Note 2. Summary of Significant Accounting Policies
Basis of Presentation and Consolidation
The consolidated financial statements include the accounts of BKH and its majority-owned subsidiaries.
All material intercompany balances and transactions have been eliminated in consolidation. Investments in
affiliates where the Company owns between 20% and 50% are accounted for under the equity method, except
as discussed below.
In December 2003, the Financial Accounting Standards Board (""FASB'') issued Interpretation
No. 46R, Consolidation of Variable Interest Entities Ì an interpretation of ARB No. 51 (""FIN 46R'').
FIN 46R establishes guidance to identify variable interest entities (""VIE's''). FIN 46R requires VIE's to be
consolidated by the primary beneficiary who is exposed to the majority of the VIE's expected losses, expected
residual returns, or both. FIN 46R excludes from its scope operating businesses unless certain conditions exist.
A majority of franchise entities meet the definition of an operating business and, therefore, are exempt
from the scope of FIN 46R. Additionally, there are a number of franchise entities which do not meet the
definition of a business as a result of leasing arrangements and other forms of subordinated financial support
provided by the Company, including certain franchise entities that participated in the franchise financial
restructuring program (see Note 19) and, therefore, are considered variable interest entities.
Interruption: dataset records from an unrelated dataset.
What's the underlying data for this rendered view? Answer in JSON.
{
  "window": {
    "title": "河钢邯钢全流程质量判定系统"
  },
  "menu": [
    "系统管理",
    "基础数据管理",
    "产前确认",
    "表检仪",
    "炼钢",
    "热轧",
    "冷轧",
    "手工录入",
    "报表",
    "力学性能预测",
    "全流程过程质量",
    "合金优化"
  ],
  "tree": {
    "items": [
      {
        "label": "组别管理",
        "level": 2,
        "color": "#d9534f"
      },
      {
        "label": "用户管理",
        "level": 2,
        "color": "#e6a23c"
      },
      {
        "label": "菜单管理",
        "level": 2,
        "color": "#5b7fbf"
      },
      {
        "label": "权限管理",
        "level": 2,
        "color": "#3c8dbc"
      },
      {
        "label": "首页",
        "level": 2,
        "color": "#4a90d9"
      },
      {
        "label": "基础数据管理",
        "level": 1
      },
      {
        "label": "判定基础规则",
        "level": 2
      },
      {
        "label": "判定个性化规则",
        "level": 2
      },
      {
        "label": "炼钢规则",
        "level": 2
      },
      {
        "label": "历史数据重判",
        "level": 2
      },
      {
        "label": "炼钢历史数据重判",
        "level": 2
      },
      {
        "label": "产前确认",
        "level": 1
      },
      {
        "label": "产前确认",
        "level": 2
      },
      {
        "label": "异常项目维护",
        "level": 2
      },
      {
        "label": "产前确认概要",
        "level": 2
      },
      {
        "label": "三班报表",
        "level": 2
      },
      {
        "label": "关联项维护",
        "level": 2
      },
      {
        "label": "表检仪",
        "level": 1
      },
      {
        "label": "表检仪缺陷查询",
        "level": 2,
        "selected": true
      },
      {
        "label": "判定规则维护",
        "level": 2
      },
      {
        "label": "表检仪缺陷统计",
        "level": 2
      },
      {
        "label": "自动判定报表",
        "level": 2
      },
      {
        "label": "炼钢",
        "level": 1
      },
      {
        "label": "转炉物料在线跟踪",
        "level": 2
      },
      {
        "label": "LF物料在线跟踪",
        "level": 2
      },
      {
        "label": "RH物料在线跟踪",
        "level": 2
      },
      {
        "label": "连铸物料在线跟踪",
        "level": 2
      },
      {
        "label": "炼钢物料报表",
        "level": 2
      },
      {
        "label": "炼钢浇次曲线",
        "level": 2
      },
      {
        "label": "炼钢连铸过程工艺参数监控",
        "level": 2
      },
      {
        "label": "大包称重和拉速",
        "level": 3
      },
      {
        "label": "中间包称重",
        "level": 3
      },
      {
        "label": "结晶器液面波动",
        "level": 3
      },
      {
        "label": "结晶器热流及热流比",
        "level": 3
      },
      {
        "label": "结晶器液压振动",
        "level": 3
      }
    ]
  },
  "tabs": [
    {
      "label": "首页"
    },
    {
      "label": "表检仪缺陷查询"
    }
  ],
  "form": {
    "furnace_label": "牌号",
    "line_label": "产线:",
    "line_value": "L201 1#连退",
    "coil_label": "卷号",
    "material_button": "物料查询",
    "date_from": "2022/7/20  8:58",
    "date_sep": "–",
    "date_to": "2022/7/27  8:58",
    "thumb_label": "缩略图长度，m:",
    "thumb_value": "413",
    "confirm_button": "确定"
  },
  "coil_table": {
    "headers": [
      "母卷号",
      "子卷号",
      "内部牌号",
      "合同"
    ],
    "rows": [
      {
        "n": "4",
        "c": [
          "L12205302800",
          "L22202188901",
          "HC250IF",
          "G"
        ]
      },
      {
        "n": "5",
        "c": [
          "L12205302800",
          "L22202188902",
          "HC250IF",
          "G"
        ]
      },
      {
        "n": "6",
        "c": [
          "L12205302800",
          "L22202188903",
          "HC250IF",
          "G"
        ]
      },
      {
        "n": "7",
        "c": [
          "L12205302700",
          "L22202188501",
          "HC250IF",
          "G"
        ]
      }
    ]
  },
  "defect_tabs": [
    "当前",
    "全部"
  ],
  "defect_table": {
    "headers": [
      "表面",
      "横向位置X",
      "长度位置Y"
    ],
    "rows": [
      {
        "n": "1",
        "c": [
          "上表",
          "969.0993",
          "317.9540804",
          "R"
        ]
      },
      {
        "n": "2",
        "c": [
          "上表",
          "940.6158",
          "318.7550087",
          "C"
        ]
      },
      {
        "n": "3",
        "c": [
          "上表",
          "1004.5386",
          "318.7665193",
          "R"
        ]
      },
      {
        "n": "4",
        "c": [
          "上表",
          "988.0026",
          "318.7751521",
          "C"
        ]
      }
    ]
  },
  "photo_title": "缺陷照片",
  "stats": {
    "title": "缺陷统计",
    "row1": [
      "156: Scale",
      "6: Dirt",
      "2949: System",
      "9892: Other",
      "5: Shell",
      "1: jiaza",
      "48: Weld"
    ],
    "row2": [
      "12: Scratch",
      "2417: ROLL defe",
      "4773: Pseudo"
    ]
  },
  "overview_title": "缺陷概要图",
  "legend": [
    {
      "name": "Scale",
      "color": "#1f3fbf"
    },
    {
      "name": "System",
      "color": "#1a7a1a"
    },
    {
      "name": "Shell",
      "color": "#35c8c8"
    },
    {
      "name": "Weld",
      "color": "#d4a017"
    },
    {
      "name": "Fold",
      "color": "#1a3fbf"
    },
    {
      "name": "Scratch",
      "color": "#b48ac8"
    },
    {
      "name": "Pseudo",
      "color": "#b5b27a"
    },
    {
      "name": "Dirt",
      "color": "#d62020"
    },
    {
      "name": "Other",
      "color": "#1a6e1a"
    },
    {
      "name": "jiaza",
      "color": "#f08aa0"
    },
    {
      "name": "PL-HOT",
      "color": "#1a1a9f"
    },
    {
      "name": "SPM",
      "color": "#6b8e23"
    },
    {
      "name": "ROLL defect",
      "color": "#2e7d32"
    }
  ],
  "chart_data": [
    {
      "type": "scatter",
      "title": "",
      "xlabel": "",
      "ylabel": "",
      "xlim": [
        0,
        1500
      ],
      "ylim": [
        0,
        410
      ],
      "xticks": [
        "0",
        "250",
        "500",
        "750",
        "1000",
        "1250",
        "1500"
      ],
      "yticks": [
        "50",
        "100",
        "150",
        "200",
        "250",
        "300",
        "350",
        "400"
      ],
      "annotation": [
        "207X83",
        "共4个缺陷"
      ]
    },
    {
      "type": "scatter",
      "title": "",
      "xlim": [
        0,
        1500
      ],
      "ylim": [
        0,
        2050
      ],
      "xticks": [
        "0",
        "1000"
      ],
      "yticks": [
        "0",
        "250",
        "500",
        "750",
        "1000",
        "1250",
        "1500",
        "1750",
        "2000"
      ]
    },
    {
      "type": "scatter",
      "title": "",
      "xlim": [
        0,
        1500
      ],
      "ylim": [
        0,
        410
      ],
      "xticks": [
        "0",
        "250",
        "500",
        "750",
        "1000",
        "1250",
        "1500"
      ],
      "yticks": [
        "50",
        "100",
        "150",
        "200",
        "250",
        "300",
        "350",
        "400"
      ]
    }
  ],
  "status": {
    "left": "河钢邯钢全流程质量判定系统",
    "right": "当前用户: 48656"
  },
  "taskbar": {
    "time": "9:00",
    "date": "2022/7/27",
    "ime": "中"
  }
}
However, the
Company is not exposed to the majority of expected losses in any of these arrangements and, therefore, is not
the primary beneficiary required to consolidate any of these franchisees.
The Company has consolidated one joint venture created in fiscal 2005 that operates restaurants where
the Company is a 49% partner, but is deemed to be the primary beneficiary, as the joint venture agreement
provides protection to the joint venture partner from absorbing expected losses. The results of operations of
this joint venture are not material to the Company's results of operations and financial position.